A new drug may offer improved treatment options for a type of childhood cancer down the track, a study in animal models has shown.
Research by Australian scientists could pave the way to a new treatment for a currently incurable brain cancer in children called Diffuse Intrinsic Pontine Glioma, or DIPG. Affecting about 20 children in Australia each year, DIPG is a devastating disease with an average survival time of just nine months after diagnosis.
The research in mice models, led by scientists at Children’s Cancer Institute and UNSW and published this week in Cell Reports, offers a new therapeutic approach for the treatment of DIPG by using a new anti-cancer drug.
The new drug, CBL0137, is an anti-cancer compound developed from the antimalarial drug quinacrine. The researchers found that CBL0137 directly reverses the effects of the key genetic drivers in DIPG in mice, and has a profound effect against DIPG tumour models. They also found CBL0137 is even more effective when combined with a second drug, panobinostat, a new type of drug known as a histone deacetylase (HDAC) inhibitor. When used in combination, the two drugs were found to work synergistically, each enhancing the other’s effects against DIPG.
UNSW Conjoint Associate Professor David Ziegler, Group Leader at Children’s Cancer Institute and paediatric oncologist at the Kids Cancer Centre, Sydney Children’s Hospital, said there was a desperate need for a new and more effective way to treat DIPG.
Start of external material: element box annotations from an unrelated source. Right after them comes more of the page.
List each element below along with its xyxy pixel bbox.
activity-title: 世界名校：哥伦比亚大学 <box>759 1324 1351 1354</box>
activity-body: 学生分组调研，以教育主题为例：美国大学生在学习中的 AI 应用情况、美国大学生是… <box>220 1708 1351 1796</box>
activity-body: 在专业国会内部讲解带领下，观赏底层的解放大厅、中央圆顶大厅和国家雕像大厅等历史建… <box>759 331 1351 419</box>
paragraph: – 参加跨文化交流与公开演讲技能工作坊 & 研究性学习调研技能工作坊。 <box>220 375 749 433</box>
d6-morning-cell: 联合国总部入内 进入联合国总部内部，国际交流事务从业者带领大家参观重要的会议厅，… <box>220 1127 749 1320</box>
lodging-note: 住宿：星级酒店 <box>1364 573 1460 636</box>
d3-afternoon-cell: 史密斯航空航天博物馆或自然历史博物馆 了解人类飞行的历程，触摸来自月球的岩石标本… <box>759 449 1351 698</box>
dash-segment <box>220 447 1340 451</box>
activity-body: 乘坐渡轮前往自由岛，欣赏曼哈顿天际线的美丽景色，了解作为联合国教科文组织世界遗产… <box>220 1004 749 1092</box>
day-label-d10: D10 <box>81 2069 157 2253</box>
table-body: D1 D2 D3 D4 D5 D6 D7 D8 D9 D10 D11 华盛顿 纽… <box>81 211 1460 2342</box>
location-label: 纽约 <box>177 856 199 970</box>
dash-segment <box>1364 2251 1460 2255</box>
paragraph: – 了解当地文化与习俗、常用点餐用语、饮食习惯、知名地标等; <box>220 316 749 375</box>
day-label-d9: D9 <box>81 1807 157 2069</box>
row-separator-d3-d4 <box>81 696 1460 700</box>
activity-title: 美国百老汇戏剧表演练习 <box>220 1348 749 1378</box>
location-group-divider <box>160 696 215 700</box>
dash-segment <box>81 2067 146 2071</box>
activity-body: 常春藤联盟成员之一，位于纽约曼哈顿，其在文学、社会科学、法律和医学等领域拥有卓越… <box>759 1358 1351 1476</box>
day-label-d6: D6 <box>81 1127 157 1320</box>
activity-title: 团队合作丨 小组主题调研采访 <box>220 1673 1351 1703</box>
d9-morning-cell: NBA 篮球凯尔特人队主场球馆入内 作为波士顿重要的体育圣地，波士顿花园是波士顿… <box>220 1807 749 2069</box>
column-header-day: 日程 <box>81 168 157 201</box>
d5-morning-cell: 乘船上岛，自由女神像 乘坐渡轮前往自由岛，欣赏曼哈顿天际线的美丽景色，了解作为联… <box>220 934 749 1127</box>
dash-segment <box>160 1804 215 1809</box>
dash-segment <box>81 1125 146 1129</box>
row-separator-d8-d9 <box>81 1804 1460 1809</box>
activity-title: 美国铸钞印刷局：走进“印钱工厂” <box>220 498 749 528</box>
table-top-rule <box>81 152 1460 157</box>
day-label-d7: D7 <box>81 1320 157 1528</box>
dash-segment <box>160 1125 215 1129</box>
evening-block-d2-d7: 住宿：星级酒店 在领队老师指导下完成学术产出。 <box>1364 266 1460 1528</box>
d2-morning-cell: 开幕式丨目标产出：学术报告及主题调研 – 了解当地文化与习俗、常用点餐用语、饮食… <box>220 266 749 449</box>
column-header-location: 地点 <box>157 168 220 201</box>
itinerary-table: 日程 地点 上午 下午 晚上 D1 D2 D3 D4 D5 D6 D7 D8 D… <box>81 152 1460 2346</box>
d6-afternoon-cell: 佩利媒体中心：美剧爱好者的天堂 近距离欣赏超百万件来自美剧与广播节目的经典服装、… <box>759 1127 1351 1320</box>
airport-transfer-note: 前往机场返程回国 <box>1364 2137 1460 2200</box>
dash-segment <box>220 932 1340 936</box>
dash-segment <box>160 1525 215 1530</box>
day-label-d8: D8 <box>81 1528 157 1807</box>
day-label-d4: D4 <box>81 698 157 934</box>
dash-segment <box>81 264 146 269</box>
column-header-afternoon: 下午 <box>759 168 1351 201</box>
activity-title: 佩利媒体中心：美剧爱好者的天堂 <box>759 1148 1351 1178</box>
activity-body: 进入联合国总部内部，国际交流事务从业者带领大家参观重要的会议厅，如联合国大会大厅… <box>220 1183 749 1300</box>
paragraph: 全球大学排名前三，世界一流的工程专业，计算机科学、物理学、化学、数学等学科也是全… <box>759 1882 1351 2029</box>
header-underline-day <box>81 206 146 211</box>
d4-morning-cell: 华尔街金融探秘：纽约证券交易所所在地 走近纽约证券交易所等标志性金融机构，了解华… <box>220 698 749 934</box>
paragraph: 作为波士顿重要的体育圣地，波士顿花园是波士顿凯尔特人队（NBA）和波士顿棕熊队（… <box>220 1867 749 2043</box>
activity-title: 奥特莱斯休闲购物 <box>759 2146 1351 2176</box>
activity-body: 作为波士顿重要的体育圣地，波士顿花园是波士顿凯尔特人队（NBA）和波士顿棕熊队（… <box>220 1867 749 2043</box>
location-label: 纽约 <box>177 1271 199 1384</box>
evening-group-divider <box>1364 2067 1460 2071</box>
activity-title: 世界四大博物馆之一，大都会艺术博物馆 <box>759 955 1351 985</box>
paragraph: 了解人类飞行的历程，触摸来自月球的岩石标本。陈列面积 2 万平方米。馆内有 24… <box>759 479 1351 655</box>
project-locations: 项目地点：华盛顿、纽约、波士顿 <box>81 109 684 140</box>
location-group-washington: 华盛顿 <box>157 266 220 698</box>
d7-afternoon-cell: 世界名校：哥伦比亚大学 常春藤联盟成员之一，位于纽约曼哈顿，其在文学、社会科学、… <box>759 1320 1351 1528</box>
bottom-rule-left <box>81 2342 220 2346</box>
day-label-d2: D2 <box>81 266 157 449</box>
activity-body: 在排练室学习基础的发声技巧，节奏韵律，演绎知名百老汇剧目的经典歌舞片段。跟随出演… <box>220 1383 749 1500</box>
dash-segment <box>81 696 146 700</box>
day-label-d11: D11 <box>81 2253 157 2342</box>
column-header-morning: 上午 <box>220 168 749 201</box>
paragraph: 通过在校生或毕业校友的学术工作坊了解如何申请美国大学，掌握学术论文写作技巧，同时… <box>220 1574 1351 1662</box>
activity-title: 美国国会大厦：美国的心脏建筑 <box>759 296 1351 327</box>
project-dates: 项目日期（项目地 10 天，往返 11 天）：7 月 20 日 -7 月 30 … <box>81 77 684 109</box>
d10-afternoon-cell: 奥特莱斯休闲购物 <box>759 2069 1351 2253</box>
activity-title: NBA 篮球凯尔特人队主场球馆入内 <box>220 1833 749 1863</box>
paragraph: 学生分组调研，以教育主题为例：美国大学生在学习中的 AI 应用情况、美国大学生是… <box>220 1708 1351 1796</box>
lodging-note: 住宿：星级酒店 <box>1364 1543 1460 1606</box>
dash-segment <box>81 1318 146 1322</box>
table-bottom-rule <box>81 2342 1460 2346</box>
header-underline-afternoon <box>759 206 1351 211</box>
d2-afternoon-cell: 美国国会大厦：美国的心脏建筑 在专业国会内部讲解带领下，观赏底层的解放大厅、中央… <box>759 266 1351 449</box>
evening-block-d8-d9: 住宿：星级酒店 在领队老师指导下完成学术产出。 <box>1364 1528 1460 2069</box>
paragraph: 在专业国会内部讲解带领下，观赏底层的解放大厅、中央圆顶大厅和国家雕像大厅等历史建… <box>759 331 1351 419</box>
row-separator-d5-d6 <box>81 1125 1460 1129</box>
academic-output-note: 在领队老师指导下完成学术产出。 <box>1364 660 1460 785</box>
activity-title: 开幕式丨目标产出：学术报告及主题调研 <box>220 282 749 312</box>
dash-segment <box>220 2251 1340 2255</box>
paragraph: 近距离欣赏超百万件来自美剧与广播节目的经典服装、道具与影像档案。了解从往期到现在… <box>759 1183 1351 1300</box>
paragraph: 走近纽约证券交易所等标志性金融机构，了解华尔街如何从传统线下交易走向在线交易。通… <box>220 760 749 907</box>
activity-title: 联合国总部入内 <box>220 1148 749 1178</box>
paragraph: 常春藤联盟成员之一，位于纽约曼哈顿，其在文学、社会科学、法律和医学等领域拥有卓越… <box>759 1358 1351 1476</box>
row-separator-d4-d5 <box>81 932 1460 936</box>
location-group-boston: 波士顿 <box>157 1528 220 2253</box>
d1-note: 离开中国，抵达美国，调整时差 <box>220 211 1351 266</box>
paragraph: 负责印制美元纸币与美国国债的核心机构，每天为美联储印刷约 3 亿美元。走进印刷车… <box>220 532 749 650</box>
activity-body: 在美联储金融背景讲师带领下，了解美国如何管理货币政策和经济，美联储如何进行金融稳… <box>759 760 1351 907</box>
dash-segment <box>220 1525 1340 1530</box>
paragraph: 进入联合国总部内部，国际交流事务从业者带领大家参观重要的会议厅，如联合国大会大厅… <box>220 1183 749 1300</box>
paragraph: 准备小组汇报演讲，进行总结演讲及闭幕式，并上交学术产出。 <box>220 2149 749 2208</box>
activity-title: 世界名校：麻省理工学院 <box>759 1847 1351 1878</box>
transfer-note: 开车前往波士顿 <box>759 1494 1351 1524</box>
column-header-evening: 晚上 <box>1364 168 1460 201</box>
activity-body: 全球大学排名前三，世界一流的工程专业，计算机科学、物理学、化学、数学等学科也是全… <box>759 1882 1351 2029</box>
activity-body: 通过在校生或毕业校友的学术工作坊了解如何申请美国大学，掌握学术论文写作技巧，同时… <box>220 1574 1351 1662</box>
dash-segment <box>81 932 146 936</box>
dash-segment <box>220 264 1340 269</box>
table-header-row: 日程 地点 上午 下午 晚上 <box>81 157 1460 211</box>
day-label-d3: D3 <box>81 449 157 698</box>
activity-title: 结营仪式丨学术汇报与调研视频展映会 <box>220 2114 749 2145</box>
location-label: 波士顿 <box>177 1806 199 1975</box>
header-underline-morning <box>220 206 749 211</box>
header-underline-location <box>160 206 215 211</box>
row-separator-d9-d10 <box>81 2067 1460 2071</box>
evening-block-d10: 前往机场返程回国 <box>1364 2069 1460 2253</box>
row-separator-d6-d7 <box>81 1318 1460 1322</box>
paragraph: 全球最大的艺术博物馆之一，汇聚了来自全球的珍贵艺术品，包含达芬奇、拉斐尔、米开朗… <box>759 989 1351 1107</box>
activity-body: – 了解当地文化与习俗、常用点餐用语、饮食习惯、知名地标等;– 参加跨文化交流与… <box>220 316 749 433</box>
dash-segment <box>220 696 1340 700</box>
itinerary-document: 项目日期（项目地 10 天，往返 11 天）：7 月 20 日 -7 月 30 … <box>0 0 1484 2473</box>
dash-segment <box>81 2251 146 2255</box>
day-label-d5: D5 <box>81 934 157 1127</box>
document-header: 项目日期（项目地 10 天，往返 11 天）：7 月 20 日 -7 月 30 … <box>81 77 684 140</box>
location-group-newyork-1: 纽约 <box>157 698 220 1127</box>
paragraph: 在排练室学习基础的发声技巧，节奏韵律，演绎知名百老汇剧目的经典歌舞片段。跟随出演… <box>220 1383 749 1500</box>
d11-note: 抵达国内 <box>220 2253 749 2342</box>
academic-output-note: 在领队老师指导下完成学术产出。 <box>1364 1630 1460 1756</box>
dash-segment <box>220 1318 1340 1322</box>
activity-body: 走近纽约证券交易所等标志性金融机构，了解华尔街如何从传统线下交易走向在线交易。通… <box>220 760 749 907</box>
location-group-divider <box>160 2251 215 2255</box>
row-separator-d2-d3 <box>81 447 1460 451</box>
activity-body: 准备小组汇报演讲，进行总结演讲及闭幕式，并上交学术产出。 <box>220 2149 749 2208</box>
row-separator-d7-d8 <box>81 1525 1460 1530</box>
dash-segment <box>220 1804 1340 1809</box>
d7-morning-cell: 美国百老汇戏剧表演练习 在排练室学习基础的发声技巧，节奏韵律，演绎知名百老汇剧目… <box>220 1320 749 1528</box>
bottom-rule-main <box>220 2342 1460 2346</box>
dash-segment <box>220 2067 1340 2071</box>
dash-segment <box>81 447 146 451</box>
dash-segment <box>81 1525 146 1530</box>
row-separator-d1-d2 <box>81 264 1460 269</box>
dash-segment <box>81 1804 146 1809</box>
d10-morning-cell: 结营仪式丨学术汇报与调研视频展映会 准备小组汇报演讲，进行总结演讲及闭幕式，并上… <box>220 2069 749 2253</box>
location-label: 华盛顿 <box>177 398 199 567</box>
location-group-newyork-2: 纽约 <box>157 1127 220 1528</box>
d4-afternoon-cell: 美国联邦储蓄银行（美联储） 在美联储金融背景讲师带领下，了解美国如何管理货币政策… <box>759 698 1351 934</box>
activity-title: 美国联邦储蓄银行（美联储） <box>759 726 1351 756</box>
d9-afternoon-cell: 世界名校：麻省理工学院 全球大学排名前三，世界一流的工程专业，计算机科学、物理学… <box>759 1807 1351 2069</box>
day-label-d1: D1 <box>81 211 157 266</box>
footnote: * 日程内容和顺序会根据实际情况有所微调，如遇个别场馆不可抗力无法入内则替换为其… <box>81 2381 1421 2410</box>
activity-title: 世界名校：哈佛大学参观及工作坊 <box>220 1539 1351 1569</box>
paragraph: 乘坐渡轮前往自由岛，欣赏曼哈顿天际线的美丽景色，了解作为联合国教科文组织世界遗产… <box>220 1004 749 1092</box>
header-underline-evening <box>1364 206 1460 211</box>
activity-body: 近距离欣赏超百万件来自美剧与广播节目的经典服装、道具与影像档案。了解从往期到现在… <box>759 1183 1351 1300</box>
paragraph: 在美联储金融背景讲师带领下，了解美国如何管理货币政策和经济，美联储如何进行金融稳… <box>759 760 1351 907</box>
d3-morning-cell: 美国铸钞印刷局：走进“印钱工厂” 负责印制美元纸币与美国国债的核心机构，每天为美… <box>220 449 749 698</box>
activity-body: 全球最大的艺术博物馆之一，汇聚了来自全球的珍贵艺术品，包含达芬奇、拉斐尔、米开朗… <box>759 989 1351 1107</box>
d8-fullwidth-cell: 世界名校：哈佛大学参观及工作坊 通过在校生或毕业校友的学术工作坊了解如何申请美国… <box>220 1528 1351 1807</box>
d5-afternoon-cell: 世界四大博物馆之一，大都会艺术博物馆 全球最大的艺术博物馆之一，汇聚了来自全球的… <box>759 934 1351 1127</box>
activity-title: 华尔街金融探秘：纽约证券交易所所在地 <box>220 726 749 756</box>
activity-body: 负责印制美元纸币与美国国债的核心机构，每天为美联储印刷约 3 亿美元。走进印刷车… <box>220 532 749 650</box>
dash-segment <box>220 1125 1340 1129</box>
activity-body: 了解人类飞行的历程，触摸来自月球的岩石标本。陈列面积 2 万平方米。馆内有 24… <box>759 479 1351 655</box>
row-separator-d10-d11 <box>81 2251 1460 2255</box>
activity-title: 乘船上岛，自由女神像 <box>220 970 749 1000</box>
“Over the years, many different types of treatments have been tried for DIPG, but none so far have proven effective in clinical trials of children with the disease,” he said. “Part of the problem is that the genetic driver in DIPG is a master gene that controls thousands of other genes. Until now, we have not known how to switch it off. Our data shows that CBL0137 acts to reverse the effects of this master gene, and then switch off the growth of the DIPG tumour cells.”
In the newly published study, A/Professor Ziegler and his colleagues at the Children’s Cancer Institute built on earlier research carried out by the Institute, which found that CLB037 was effective against neuroblastoma. Taking a similar approach with DIPG, the group confirmed that CBL0137 interferes with the growth of DIPG tumours by inhibiting an important molecule known as FACT (needed for DNA transcription, replication and repair). They found that FACT binds with the key genetic driver in DIPG – a mutation called K27M. By treating DIPG cells with CBL0137 they were able to target this gene and stop tumour cells from growing. Next, they tested CBL0137 in ‘patient-derived xenografts’ − mice specially bred to grow DIPG cells taken directly from children with the disease − showing it effectively penetrated the blood-brain barrier and increased survival time.
When the researchers added panobinostat to the mix, they found that the CBL0137-panobinostat combination was even more effective at killing DIPG cells and further improved the survival time of mice with DIPG.
"K27M is the Achilles heel of DIPG tumour cells,” said Associate Professor Ziegler. “The finding that CBL0137 indirectly acts against this genetic driver is very exciting, and gives us great hope for this treatment strategy.”
A/Prof Ziegler will lead an international clinical trial of CBL0137 for children with DIPG that will open in the top children’s hospitals in the US and Australia. Plans to launch the trial are boosted by the fact that CBL0137 has recently successfully completed testing in phase I clinical trials in adults with solid tumours.
This work was supported by grants from the National Health and Medical Research Council, Cancer Institute NSW, the DIPG Collaborative, The Cure Starts Now, Kid’s Cancer Project, Cure Brain Cancer Foundation, Levi’s Project and the Benny Wills Brain Tumour Research Fund.